Il y a ce constat, indiscutable, mais comment passer sous silence ce fait que la Commission exécutive de la CGT réunifiée avait expressément demandé aux fonctionnaires de marquer leur solidarité envers les salariés du secteur privé … en ne faisant pas grève ? Ce fut le « néo »  René Belin qui fut chargé de l’affaire, à la demande de la fraction PCF de la CGT. A qui a profité cette « abstention » revendicative ? Dans ses « mémoires » Belin rappelle que « La CGT déconseille toute grève des services publics ». Ce serait dit-il une grève « contre le gouvernement ».

« Mais on ne dira pas que notre Confédération Générale du travail est demeurée inactive. ( … ) Ce sont les résolutions de son Comité National d’août 1937 qui ont été à l’origine de l’initiative gouvernementale  traduite – trop tardivement –  par l’élaboration des projets auxquels a été donné le titre : statuts du travail.

Ne disons pas que ces projets donnent pleine satisfaction aux organisations ouvrières qui en ont dénoncé les insuffisances, mais ne méconnaissons pas non plus leur intérêt. ( … ) Les projets relatifs à l’embauchage et aux licenciements, aux statuts et aux attributions des délégués ouvriers, à la grève sont en suspens ».

«  Un seul est devenu loi : celui relatif à la conciliation et l’arbitrage qui comporte des dispositions relatives à la révision des salaires ».

La conciliation et l’arbitrage ? Belin se vante d’avoir obtenu que la CGT renonce à sa position traditionnelle sur cette importante question.

C’est donc tout naturellement que René Belin se fait le plus zélé propagandiste des procédures d’arbitrage qu’il souhaite rendre obligatoires. Un « arbitre » ou un « surarbitre » serait chargé d’anticiper les « confits du travail » – donc faire en sorte qu’il n’y ait pas de grèves – en proposant aux deux parties, ouvriers et patrons, des solutions qui conviennent aux uns et aux autres. La pratique laisse entendre que l’entreprise serait une « communauté de destins », exploiteurs et exploiteurs devenant de simples « collaborateurs » comme on dit aujourd’hui dans les écoles de management.

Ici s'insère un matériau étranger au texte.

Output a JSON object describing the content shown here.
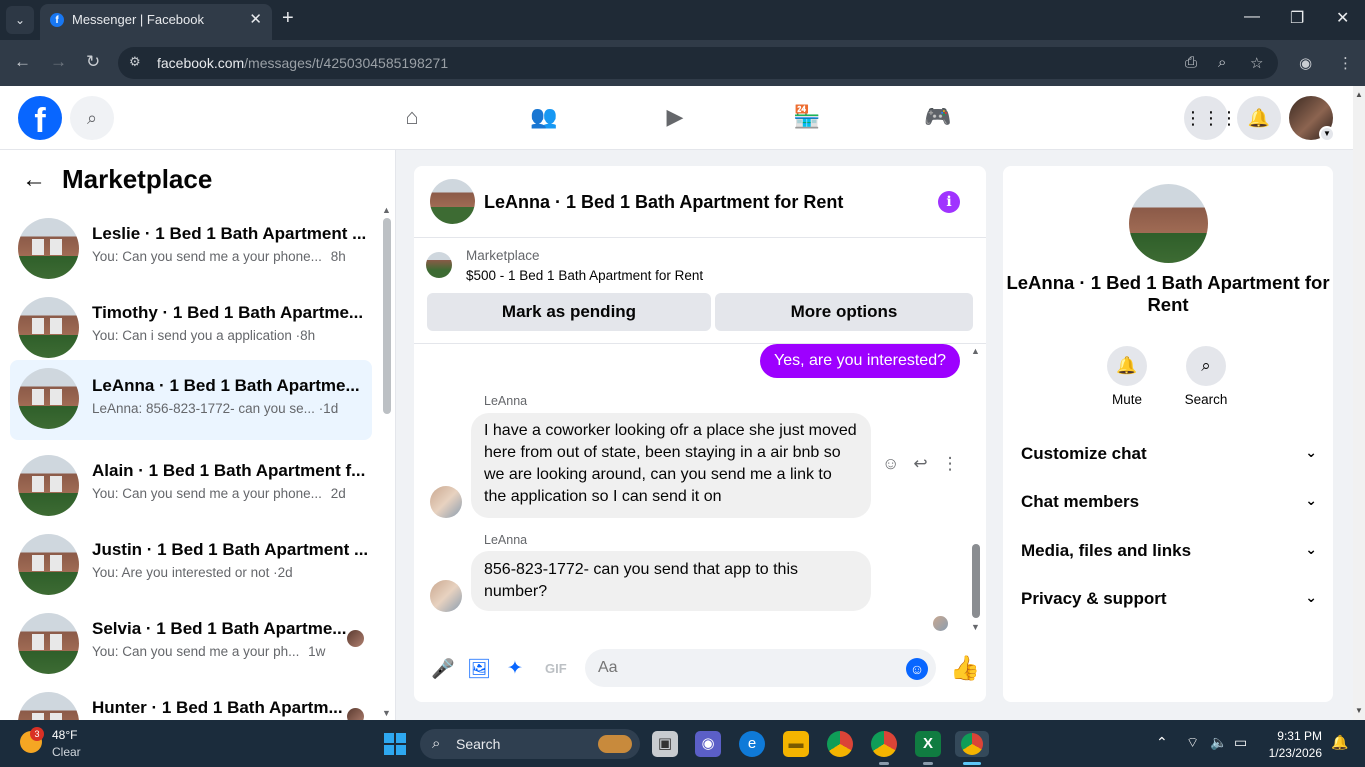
{
  "browser": {
    "tab_title": "Messenger | Facebook",
    "url_host": "facebook.com",
    "url_path": "/messages/t/4250304585198271"
  },
  "left": {
    "title": "Marketplace",
    "conversations": [
      {
        "name": "Leslie · 1 Bed 1 Bath Apartment ...",
        "preview": "You: Can you send me a your phone...",
        "time": "8h"
      },
      {
        "name": "Timothy · 1 Bed 1 Bath Apartme...",
        "preview": "You: Can i send you a application",
        "time": "·8h"
      },
      {
        "name": "LeAnna · 1 Bed 1 Bath Apartme...",
        "preview": "LeAnna: 856-823-1772- can you se...",
        "time": "·1d"
      },
      {
        "name": "Alain · 1 Bed 1 Bath Apartment f...",
        "preview": "You: Can you send me a your phone...",
        "time": "2d"
      },
      {
        "name": "Justin · 1 Bed 1 Bath Apartment ...",
        "preview": "You: Are you interested or not",
        "time": "·2d"
      },
      {
        "name": "Selvia · 1 Bed 1 Bath Apartme...",
        "preview": "You: Can you send me a your ph...",
        "time": "1w"
      },
      {
        "name": "Hunter · 1 Bed 1 Bath Apartm...",
        "preview": "",
        "time": ""
      }
    ]
  },
  "chat": {
    "title": "LeAnna · 1 Bed 1 Bath Apartment for Rent",
    "listing_source": "Marketplace",
    "listing_title": "$500 - 1 Bed 1 Bath Apartment for Rent",
    "btn_pending": "Mark as pending",
    "btn_more": "More options",
    "out_message": "Yes, are you interested?",
    "sender": "LeAnna",
    "msg1": "I have a coworker looking ofr a place she just moved here from out of state, been staying in a air bnb so we are looking around, can you send me a link to the application so I can send it on",
    "msg2": "856-823-1772- can you send that app to this number?",
    "input_placeholder": "Aa"
  },
  "right": {
    "name": "LeAnna · 1 Bed 1 Bath Apartment for Rent",
    "mute": "Mute",
    "search": "Search",
    "sections": [
      "Customize chat",
      "Chat members",
      "Media, files and links",
      "Privacy & support"
    ]
  },
  "taskbar": {
    "temp": "48°F",
    "weather": "Clear",
    "badge": "3",
    "search": "Search",
    "time": "9:31 PM",
    "date": "1/23/2026"
  },
  "colors": {
    "accent": "#9d00ff",
    "fb_blue": "#0866ff"
  }
}
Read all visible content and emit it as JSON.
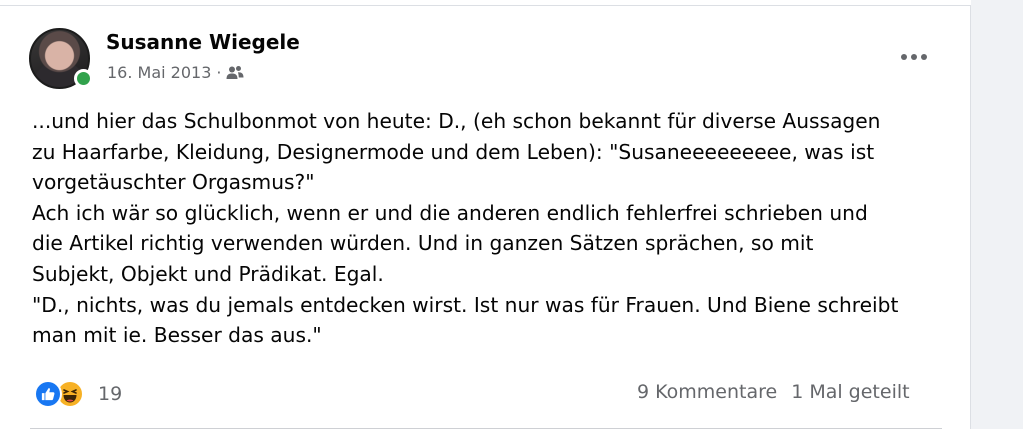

Avec de la « bonne volonté », patrons « honnêtes » et ouvriers « honnêtes » – le terme revient fréquemment dans la bouche de certains orateurs – pourraient s’accorder pour « une bonne marche de l’entreprise ». Ce n’est pas un hasard si l’économiste partisan d’un corporatisme d’Etat brutal – François Perroux, le modèle des premiers ministres Raymond Barre et Michel Rocard – était déjà à l’époque partisan de ces dispositifs incompatibles avec la pratique contractuelle.

(Voir à ce sujet : « corporatismes d’hier et d’aujourd’hui » page 150 … ; étude à partir d’une réflexion de Patrick Hébert).

Dans la pratique ce sont les intérêts des patrons qui sont préservés. Plusieurs intervenants l’avouent d’ailleurs dans leurs interventions.

Et, lorsque des décisions « arbitrales » semblent mieux convenir aux intérêts ouvriers, les patrons s’arrangent pour les contourner.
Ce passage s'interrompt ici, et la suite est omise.